Zinea eta giza eskubideen iv. Topaketak.

MILITARISM

There is hardly a country in the world, no matter how poor it is, that doesn’t have an army, and only a very few of these are professional: the others feed their ranks on obligatory military services of different shapes and sizes. The arms sector is one of the biggest economic industries in the world, not forgetting an extremely important black market. Militarism therefore has many sides to it, from imperialism to totalitarian belligerence, and never completely succeeds in disappearing from the different levels of “defence” policies (almost all armies in the world claim to be defensive forces guaranteeing a tacit agreement of non-aggression, yet the aggressions continue to occur). The Utopia of a demilitarised planet still seems a long way off.  

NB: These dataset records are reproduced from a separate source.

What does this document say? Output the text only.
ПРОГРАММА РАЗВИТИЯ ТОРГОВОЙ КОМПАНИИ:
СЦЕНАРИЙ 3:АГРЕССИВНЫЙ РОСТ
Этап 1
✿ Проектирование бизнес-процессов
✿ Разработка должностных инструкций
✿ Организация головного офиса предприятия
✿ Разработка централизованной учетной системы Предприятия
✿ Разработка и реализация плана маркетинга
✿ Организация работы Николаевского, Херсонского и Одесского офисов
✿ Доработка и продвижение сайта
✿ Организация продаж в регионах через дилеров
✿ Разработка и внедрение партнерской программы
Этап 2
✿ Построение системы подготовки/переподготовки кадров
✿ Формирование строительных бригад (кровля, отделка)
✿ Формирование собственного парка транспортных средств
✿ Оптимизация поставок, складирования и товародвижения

Although the last decades have seen a drop in the number of world wars, today they still amount to over thirty, mostly in Africa, nourished by the weapons produced in the richer countries. Coups d’état and dictatorships based on armies that usurp the will of the people are also one of the worst expressions of militarism. 

The thing is that war is, above all, a narrow and totalitarian attitude towards reality and the human being, converted into a simple way of affirming a desire for power. It relegates democracy and plurality to second place in favour of direct action always taken with the intention of achieving the submission of those who can be overcome by force.